Cricket needs reform, but players’ body doesn’t inspire confidence


Everybody has a plan to make cricket more equitable, bring in more money, have more rational calendars, comprehensible points systems and so on. The International Cricket Council, sadly, isn’t one with such plans. Some years ago, the Woolf Report put forward ideas which were heartily ignored.
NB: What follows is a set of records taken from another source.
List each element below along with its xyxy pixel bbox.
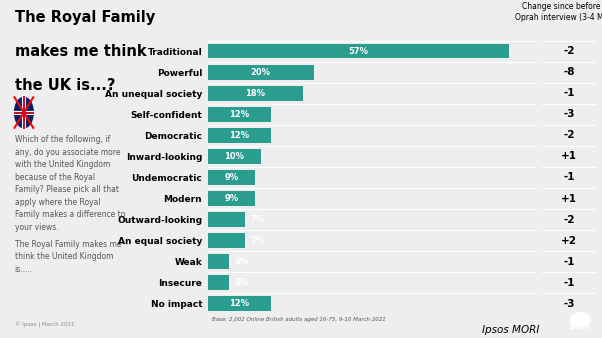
Text: +1: +1 [561,151,577,161]
Text: ipsos: ipsos [570,321,591,327]
Text: -8: -8 [563,67,575,77]
Text: The Royal Family: The Royal Family [14,10,155,25]
Text: Which of the following, if
any, do you associate more
with the United Kingdom
be: Which of the following, if any, do you a… [14,135,125,232]
Text: 18%: 18% [246,89,265,98]
Text: +2: +2 [561,236,577,246]
Text: -2: -2 [563,215,575,224]
Text: Change since before the
Oprah interview (3-4 March): Change since before the Oprah interview … [515,2,602,22]
Text: 20%: 20% [250,68,271,77]
Text: -3: -3 [563,109,575,119]
Text: 4%: 4% [234,257,249,266]
Circle shape [14,97,33,128]
Bar [208,128,271,143]
Text: Ipsos MORI: Ipsos MORI [482,325,539,335]
Text: -1: -1 [563,278,575,288]
Text: +1: +1 [561,194,577,203]
Bar [208,212,245,227]
Text: ipsos: ipsos [570,324,591,331]
Text: Base: 2,002 Online British adults aged 16-75, 9-10 March 2021: Base: 2,002 Online British adults aged 1… [212,317,385,322]
Text: 57%: 57% [349,47,368,55]
Bar [208,149,261,164]
Text: -1: -1 [563,88,575,98]
Bar [208,254,229,269]
Bar [208,275,229,290]
Text: -1: -1 [563,172,575,183]
Text: 7%: 7% [250,236,264,245]
Text: -3: -3 [563,299,575,309]
Bar [208,107,271,122]
Text: The Royal Family makes me
think the United Kingdom
is.....: The Royal Family makes me think the Unit… [14,240,121,274]
Text: 12%: 12% [229,110,249,119]
Text: -1: -1 [563,257,575,267]
Circle shape [571,313,590,327]
Text: © Ipsos | March 2021: © Ipsos | March 2021 [14,322,74,328]
Text: the UK is...?: the UK is...? [14,78,115,93]
Bar [208,44,509,58]
Text: 10%: 10% [224,152,244,161]
Bar [208,296,271,311]
Bar [208,86,303,101]
Text: 4%: 4% [234,278,249,287]
Bar [208,65,314,79]
Text: makes me think: makes me think [14,44,146,59]
Text: 12%: 12% [229,131,249,140]
Text: 7%: 7% [250,215,264,224]
Text: -2: -2 [563,46,575,56]
Text: 9%: 9% [225,194,238,203]
Bar [208,191,255,206]
Text: -2: -2 [563,130,575,140]
Text: 12%: 12% [229,299,249,308]
Bar [208,233,245,248]
Bar [208,170,255,185]
Text: 9%: 9% [225,173,238,182]
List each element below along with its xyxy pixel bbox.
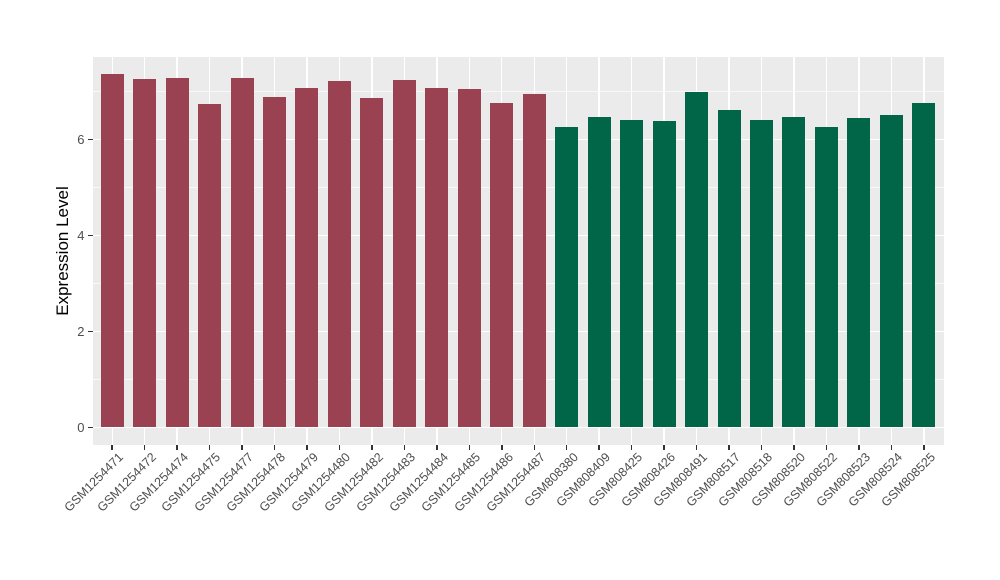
bar-GSM808520	[782, 116, 806, 428]
x-tick-GSM1254478	[273, 445, 276, 450]
bar-GSM808517	[717, 110, 741, 428]
y-tick-6	[87, 138, 93, 141]
x-tick-GSM1254480	[338, 445, 341, 450]
bar-GSM1254480	[327, 81, 351, 428]
bar-GSM808518	[750, 120, 774, 428]
gridline-minor-y5	[92, 187, 944, 188]
x-tick-GSM1254472	[143, 445, 146, 450]
x-tick-GSM1254477	[241, 445, 243, 450]
x-tick-GSM808426	[663, 445, 665, 450]
y-tick-4	[87, 234, 93, 237]
y-axis-title: Expression Level	[53, 186, 72, 316]
y-tick-0	[87, 426, 93, 429]
bar-GSM808491	[685, 92, 709, 428]
x-tick-GSM1254471	[111, 445, 113, 450]
y-tick-label-0: 0	[77, 419, 85, 435]
bar-GSM1254484	[425, 88, 449, 428]
bar-GSM808380	[555, 126, 579, 428]
bar-GSM1254482	[360, 97, 384, 428]
x-tick-GSM808409	[598, 445, 600, 450]
gridline-major-y6	[92, 138, 944, 141]
bar-GSM808524	[879, 114, 903, 428]
y-tick-label-6: 6	[77, 131, 85, 147]
bar-GSM1254479	[295, 87, 319, 428]
x-tick-GSM1254475	[208, 445, 211, 450]
gridline-major-y4	[92, 234, 944, 237]
x-tick-GSM808425	[630, 445, 633, 450]
bar-GSM1254471	[100, 73, 124, 428]
gridline-major-y2	[92, 330, 944, 333]
x-tick-GSM808525	[923, 445, 925, 450]
plot-panel	[92, 57, 944, 445]
x-tick-GSM1254474	[176, 445, 178, 450]
y-tick-label-4: 4	[77, 227, 85, 243]
x-tick-GSM1254486	[501, 445, 503, 450]
x-tick-GSM1254485	[468, 445, 471, 450]
bar-GSM808425	[620, 119, 644, 428]
bar-GSM1254478	[263, 96, 287, 428]
bar-GSM1254474	[165, 78, 189, 428]
gridline-minor-y3	[92, 283, 944, 284]
x-tick-GSM808491	[695, 445, 698, 450]
gridline-major-y0	[92, 426, 944, 429]
gridline-minor-y7	[92, 91, 944, 92]
bar-GSM808409	[587, 116, 611, 428]
gridline-minor-y1	[92, 379, 944, 380]
x-tick-GSM808522	[825, 445, 828, 450]
bar-GSM1254475	[198, 104, 222, 428]
bar-GSM1254485	[457, 89, 481, 428]
x-tick-GSM808520	[793, 445, 795, 450]
bar-GSM808523	[847, 117, 871, 428]
y-tick-label-2: 2	[77, 323, 85, 339]
x-tick-GSM808524	[890, 445, 893, 450]
bar-GSM1254477	[230, 78, 254, 428]
bar-GSM808525	[912, 102, 936, 428]
bar-GSM808522	[814, 126, 838, 428]
x-tick-GSM1254484	[436, 445, 438, 450]
x-tick-GSM1254482	[371, 445, 373, 450]
bar-GSM808426	[652, 120, 676, 428]
x-tick-GSM808380	[565, 445, 568, 450]
x-tick-GSM808518	[760, 445, 763, 450]
x-tick-GSM1254487	[533, 445, 535, 450]
x-tick-GSM1254479	[306, 445, 308, 450]
y-tick-2	[87, 330, 93, 333]
bar-GSM1254487	[522, 94, 546, 428]
x-tick-GSM808523	[858, 445, 860, 450]
x-tick-GSM808517	[728, 445, 730, 450]
bar-GSM1254472	[133, 78, 157, 428]
x-tick-GSM1254483	[403, 445, 406, 450]
bar-GSM1254486	[490, 102, 514, 428]
bar-GSM1254483	[392, 79, 416, 428]
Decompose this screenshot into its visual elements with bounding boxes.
Now the World Cricketers’ Association (WCA), a body with little power since India doesn’t recognise it, has published a report it claims can bring in an additional $240 million annually.

This players’ body (originally called FICA or Federation of International Cricketers’ Associations) has identified four areas that require urgent solution in a recent paper entitled Protecting History, Embracing Change: A Unified Coherent Global Future.
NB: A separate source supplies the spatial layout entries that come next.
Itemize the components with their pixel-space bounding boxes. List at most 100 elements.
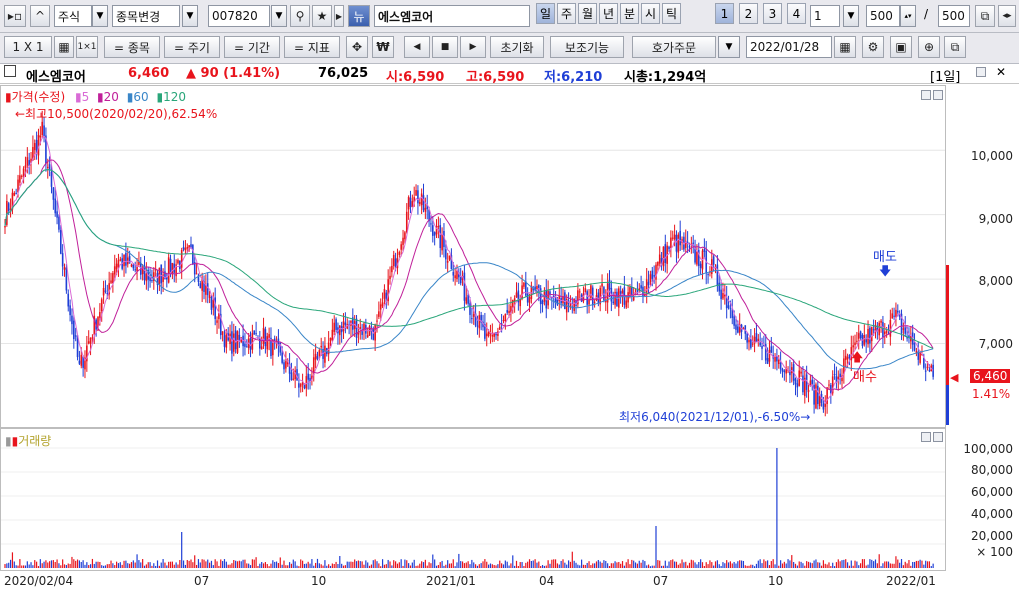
candle-body <box>329 337 332 342</box>
interval-input[interactable]: 1 <box>810 5 840 27</box>
period-button[interactable]: = 기간 <box>224 36 280 58</box>
period-num-2[interactable]: 2 <box>739 3 758 24</box>
new-window-icon[interactable]: ⧉ <box>944 36 966 58</box>
candle-body <box>180 250 183 268</box>
candle-body <box>525 281 527 296</box>
candle-body <box>813 384 815 405</box>
period-num-1[interactable]: 1 <box>715 3 734 24</box>
grid-icon[interactable]: ▦ <box>54 36 74 58</box>
count-input[interactable]: 500 <box>866 5 900 27</box>
candle-body <box>52 187 55 200</box>
next-icon[interactable]: ▶ <box>460 36 486 58</box>
candle-body <box>100 299 103 312</box>
candle-body <box>796 383 799 388</box>
price-pane-restore-icon[interactable] <box>921 90 931 100</box>
expand-icon[interactable]: ◂▸ <box>998 5 1016 27</box>
play-icon[interactable]: ▶ <box>334 5 344 27</box>
count-spinner[interactable]: ▴▾ <box>900 5 916 27</box>
period-minute[interactable]: 분 <box>620 3 639 24</box>
period-year[interactable]: 년 <box>599 3 618 24</box>
reset-button[interactable]: 초기화 <box>490 36 544 58</box>
search-icon[interactable]: ⚲ <box>290 5 310 27</box>
candle-body <box>510 306 512 314</box>
close-icon[interactable]: ✕ <box>996 65 1007 79</box>
price-chart[interactable] <box>1 86 945 427</box>
cycle-button[interactable]: = 주기 <box>164 36 220 58</box>
news-button[interactable]: 뉴 <box>348 5 370 27</box>
candle-body <box>828 384 830 386</box>
candle-body <box>582 293 585 302</box>
volume-pane-close-icon[interactable] <box>933 432 943 442</box>
candle-body <box>171 263 174 275</box>
prev-icon[interactable]: ◀ <box>404 36 430 58</box>
candle-body <box>818 396 821 407</box>
items-button[interactable]: = 종목 <box>104 36 160 58</box>
period-num-4[interactable]: 4 <box>787 3 806 24</box>
candle-body <box>653 275 655 277</box>
calendar-icon[interactable]: ▦ <box>834 36 856 58</box>
settings-icon[interactable]: ⚙ <box>862 36 884 58</box>
period-day[interactable]: 일 <box>536 3 555 24</box>
candle-body <box>738 324 741 333</box>
first-icon[interactable]: ▸▫ <box>4 5 26 27</box>
period-num-3[interactable]: 3 <box>763 3 782 24</box>
x-label-0: 2020/02/04 <box>4 574 74 588</box>
info-checkbox[interactable] <box>4 65 16 77</box>
volume-chart[interactable] <box>1 429 945 570</box>
add-window-icon[interactable]: ⧉ <box>975 5 995 27</box>
change-item-select[interactable]: 종목변경 <box>112 5 180 27</box>
candle-body <box>539 288 542 305</box>
candle-body <box>761 346 763 349</box>
candle-body <box>472 314 475 317</box>
up-arrow-icon[interactable]: ^ <box>30 5 50 27</box>
change-item-dropdown[interactable]: ▼ <box>182 5 198 27</box>
asset-type-dropdown[interactable]: ▼ <box>92 5 108 27</box>
aux-button[interactable]: 보조기능 <box>550 36 624 58</box>
candle-body <box>770 346 773 353</box>
period-month[interactable]: 월 <box>578 3 597 24</box>
stock-code-input[interactable]: 007820 <box>208 5 270 27</box>
won-button[interactable]: ₩ <box>372 36 394 58</box>
candle-body <box>218 313 220 320</box>
date-input[interactable]: 2022/01/28 <box>746 36 832 58</box>
move-icon[interactable]: ✥ <box>346 36 368 58</box>
low-note: 최저6,040(2021/12/01),-6.50%→ <box>619 410 811 424</box>
y-tick-8000: 8,000 <box>978 274 1013 288</box>
restore-icon[interactable] <box>976 67 986 77</box>
period-hour[interactable]: 시 <box>641 3 660 24</box>
candle-body <box>831 376 834 394</box>
candle-body <box>91 337 94 339</box>
save-icon[interactable]: ▣ <box>890 36 912 58</box>
order-dropdown[interactable]: ▼ <box>718 36 740 58</box>
period-week[interactable]: 주 <box>557 3 576 24</box>
stop-icon[interactable]: ■ <box>432 36 458 58</box>
interval-dropdown[interactable]: ▼ <box>843 5 859 27</box>
volume-pane[interactable]: ▮▮거래량 <box>0 428 946 571</box>
indicator-button[interactable]: = 지표 <box>284 36 340 58</box>
x-label-4: 04 <box>539 574 555 588</box>
candle-body <box>240 337 243 343</box>
zoom-icon[interactable]: ⊕ <box>918 36 940 58</box>
candle-body <box>800 371 802 374</box>
candle-body <box>856 340 858 342</box>
price-pane-close-icon[interactable] <box>933 90 943 100</box>
stock-code-dropdown[interactable]: ▼ <box>271 5 287 27</box>
period-tick[interactable]: 틱 <box>662 3 681 24</box>
candle-body <box>644 295 646 297</box>
order-button[interactable]: 호가주문 <box>632 36 716 58</box>
price-pane[interactable]: ▮가격(수정) ▮5 ▮20 ▮60 ▮120 ←최고10,500(2020/0… <box>0 85 946 428</box>
x-axis <box>0 571 1019 599</box>
candle-body <box>80 354 83 366</box>
candle-body <box>885 331 888 333</box>
candle-body <box>342 321 345 332</box>
candle-body <box>210 296 213 310</box>
candle-body <box>562 296 564 304</box>
layout-button[interactable]: 1 X 1 <box>4 36 52 58</box>
candle-body <box>733 316 735 326</box>
candle-body <box>500 323 503 325</box>
asset-type-select[interactable]: 주식 <box>54 5 92 27</box>
star-icon[interactable]: ★ <box>312 5 332 27</box>
single-view-icon[interactable]: 1×1 <box>76 36 98 58</box>
volume-pane-restore-icon[interactable] <box>921 432 931 442</box>
candle-body <box>521 285 523 299</box>
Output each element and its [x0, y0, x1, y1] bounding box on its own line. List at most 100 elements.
These range from scheduling (which it says is “chaotic, inconsistent and confusing”) to finance (“not optimised, balanced or used effectively”) and from regulations (outdated for a “transnational era with limited security for players”) to leadership, or lack of it (there is “regional self-interest, short-term thinking and an imbalance of power”).

Ironic

If the rationalisation is aimed at making more money, it is ironic because that’s what the WCA is accusing the Board of Control for Cricket in India of focusing on all the time. Should success be calculated in purely monetary terms?

Many of the recommendations have been around for a while. It would have been possible to take the rest more seriously if the essence went beyond complaining about the IPL’s lack of love for the rest of the world. The IPL stimulates half the global economy in cricket, avers the report, “but shares only 0.3 percent of the revenue with other countries, and less than ten percent with the players.”

There is too the recommendation that India and Pakistan play more often “to create significantly further global interest and drive new growth.” In other words, please make even more money, India, and share it with the rest of us.

Another recommendation is that India’s men players ought to be released “to play in global T20 leagues outside the IPL” to increase the leagues’ earning potential. In other words, please help us make more moolah. Money is the root of all good, suggests the WCA.

The International Cricket Council and the BCCI (anyone who can spot the difference is entitled to a prize) have been cavalier about financial accountability. Hence the WCA recommendation: “All distributions from the ICC to National Governing Bodies to be publicly accounted for and independently audited against clear KPI (Key Performance Indicators) and enforcement mechanisms (i.e. future reductions / clawback penalties for any malpractice).” The fact that this obvious practice is a recommendation indicates it is neither obvious nor a practice.

Indians in other T20 leagues

Perhaps an unstated intention in the report is the hope that Indian players (men) would make a case for playing in other domestic T20 franchises for the greater financial benefit of both the individual and the game. Can they sue for restraint of trade, for example? The Indian Contracts Act 1872 which governs contracts might gain currency if that were to happen.

The WCA seems to suggest that nothing can be done about the power of the BCCI and the IPL unless there is a response from within. This is an insidious way of ensuring the growth and spread of the game. As regular readers of this column know, I am not always a great fan of the way the BCCI goes about its job, but isolating India or cutting the BCCI down to size is hardly the way forward for cricket. The WCA report is unlikely to make the slightest difference to either, however.

Reforming ICC?

Is the ICC in need of reform? Yes, it is. The term of its sole independent director (Indira Nooyi) ended in August last, its CEO (Geoff Allardyce) quit in January. Neither has been replaced. Three countries, India, England and Australia together take away 87% of the revenues. There is a “lack of overarching leadership”, as the WCA puts it. Administrators, unlike players, see no merit in those in form helping those struggling. Players complain there’s too much cricket, a lot of it meaningless, but play on nevertheless.

Somewhere between India’s hyper-nationalistic responses to issues and the WCA’s largely single-pointed one there is a solution. Its root lies in altruism, not self-interest.